Hi @nitin194, the logs look clean to me. Can you please wait for a while and send more debug logs if possible with some error and warn messages?

Also, Can you please try using another output plugin (may be stdout output plugin) instead of cloudwatch? Just to make sure its an real issue with CloudWatch output plugin?

PettitWesley commented 3 years ago

@nitin194 Also, I am curious how you got the Fluent Bit log output? Since Fluent Bit is run as a hidden process, last time I checked, they don't support allowing customers to see its logs.

nitin194 commented 3 years ago

Hi @nitin194, the logs look clean to me. Can you please wait for a while and send more debug logs if possible with some error and warn messages?

Also, Can you please try using another output plugin (may be stdout output plugin) instead of cloudwatch? Just to make sure its an real issue with CloudWatch output plugin?

Thank you for your suggestions. However, I am not sure where does the log output will go using stdout, Will it be shown in the same log file?

nitin194 commented 3 years ago

@nitin194 Also, I am curious how you got the Fluent Bit log output? Since Fluent Bit is run as a hidden process, last time I checked, they don't support allowing customers to see its logs.

We are running Fluentbit as a sidecar for customized logging rather than the usual AWS fluent bit config setup.

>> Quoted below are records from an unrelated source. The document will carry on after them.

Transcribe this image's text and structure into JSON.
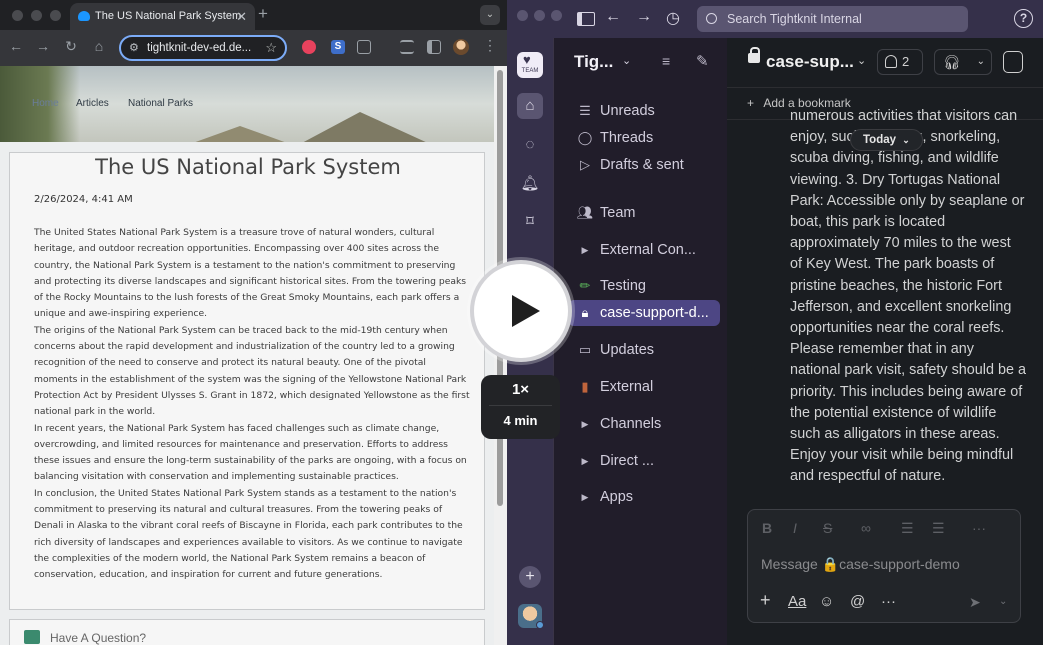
{
  "browser": {
    "tab_title": "The US National Park System",
    "address": "tightknit-dev-ed.de...",
    "breadcrumb": {
      "home": "Home",
      "articles": "Articles",
      "current": "National Parks"
    },
    "article": {
      "title": "The US National Park System",
      "date": "2/26/2024, 4:41 AM",
      "paragraphs": [
        "The United States National Park System is a treasure trove of natural wonders, cultural heritage, and outdoor recreation opportunities. Encompassing over 400 sites across the country, the National Park System is a testament to the nation's commitment to preserving and protecting its diverse landscapes and significant historical sites. From the towering peaks of the Rocky Mountains to the lush forests of the Great Smoky Mountains, each park offers a unique and awe-inspiring experience.",
        "The origins of the National Park System can be traced back to the mid-19th century when concerns about the rapid development and industrialization of the country led to a growing recognition of the need to conserve and protect its natural beauty. One of the pivotal moments in the establishment of the system was the signing of the Yellowstone National Park Protection Act by President Ulysses S. Grant in 1872, which designated Yellowstone as the first national park in the world.",
        "In recent years, the National Park System has faced challenges such as climate change, overcrowding, and limited resources for maintenance and preservation. Efforts to address these issues and ensure the long-term sustainability of the parks are ongoing, with a focus on balancing visitation with conservation and implementing sustainable practices.",
        "In conclusion, the United States National Park System stands as a testament to the nation's commitment to preserving its natural and cultural treasures. From the towering peaks of Denali in Alaska to the vibrant coral reefs of Biscayne in Florida, each park contributes to the rich diversity of landscapes and experiences available to visitors. As we continue to navigate the complexities of the modern world, the National Park System remains a beacon of conservation, education, and inspiration for current and future generations."
      ]
    },
    "question_label": "Have A Question?"
  },
  "slack": {
    "search_placeholder": "Search Tightknit Internal",
    "workspace_name": "Tig...",
    "rail_logo_text": "TEAM",
    "nav": {
      "unreads": "Unreads",
      "threads": "Threads",
      "drafts": "Drafts & sent",
      "team": "Team",
      "external_con": "External Con...",
      "testing": "Testing",
      "case_support": "case-support-d...",
      "updates": "Updates",
      "external": "External",
      "channels": "Channels",
      "direct": "Direct ...",
      "apps": "Apps"
    },
    "channel": {
      "title": "case-sup...",
      "member_count": "2",
      "bookmark": "Add a bookmark",
      "date_divider": "Today",
      "message": "numerous activities that visitors can enjoy, such as hiking, snorkeling, scuba diving, fishing, and wildlife viewing. 3. Dry Tortugas National Park: Accessible only by seaplane or boat, this park is located approximately 70 miles to the west of Key West. The park boasts of pristine beaches, the historic Fort Jefferson, and excellent snorkeling opportunities near the coral reefs. Please remember that in any national park visit, safety should be a priority. This includes being aware of the potential existence of wildlife such as alligators in these areas. Enjoy your visit while being mindful and respectful of nature.",
      "composer_placeholder": "Message 🔒case-support-demo"
    }
  },
  "video": {
    "speed": "1×",
    "duration": "4 min"
  }
}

Thats why we are able to see the container specific logs

matthewfala commented 3 years ago

Hi, @nitin194, If you use stdout, your logs will appear in the same place as the fluent bit info logs.

Could you also change your log level to debug, and show the Fluent Bit error logs when you encounter this problem?

sufiyanghori commented 2 years ago

@nitin194 did you figure it out?

nitin194 commented 2 years ago

@nitin194 did you figure it out?

Sadly not @sufiyanghori

sufiyanghori commented 2 years ago

@nitin194 did you figure it out?

Sadly not @sufiyanghori

For me it worked after I mount the volume to both container and the fluentbit sidecar.

nitin194 commented 2 years ago

@nitin194 did you figure it out?

Sadly not @sufiyanghori

For me it worked after I mount the volume to both container and the fluentbit sidecar.

That sounds awesome ... would you be able to share the sample manifest for the benefit of others too?

radhey86 commented 2 years ago

Ensure you have service account attached to your deployment.

The Amazon EC2 instance metadata service (IMDS) isn't available to pods that are deployed to Fargate nodes. If you have pods that are deployed to Fargate that need IAM credentials, assign them to your pods using IAM roles for service accounts. If your pods need access to other information available through IMDS, then you must hard code this information into your pod spec. This includes the AWS Region or Availability Zone that a pod is deployed to.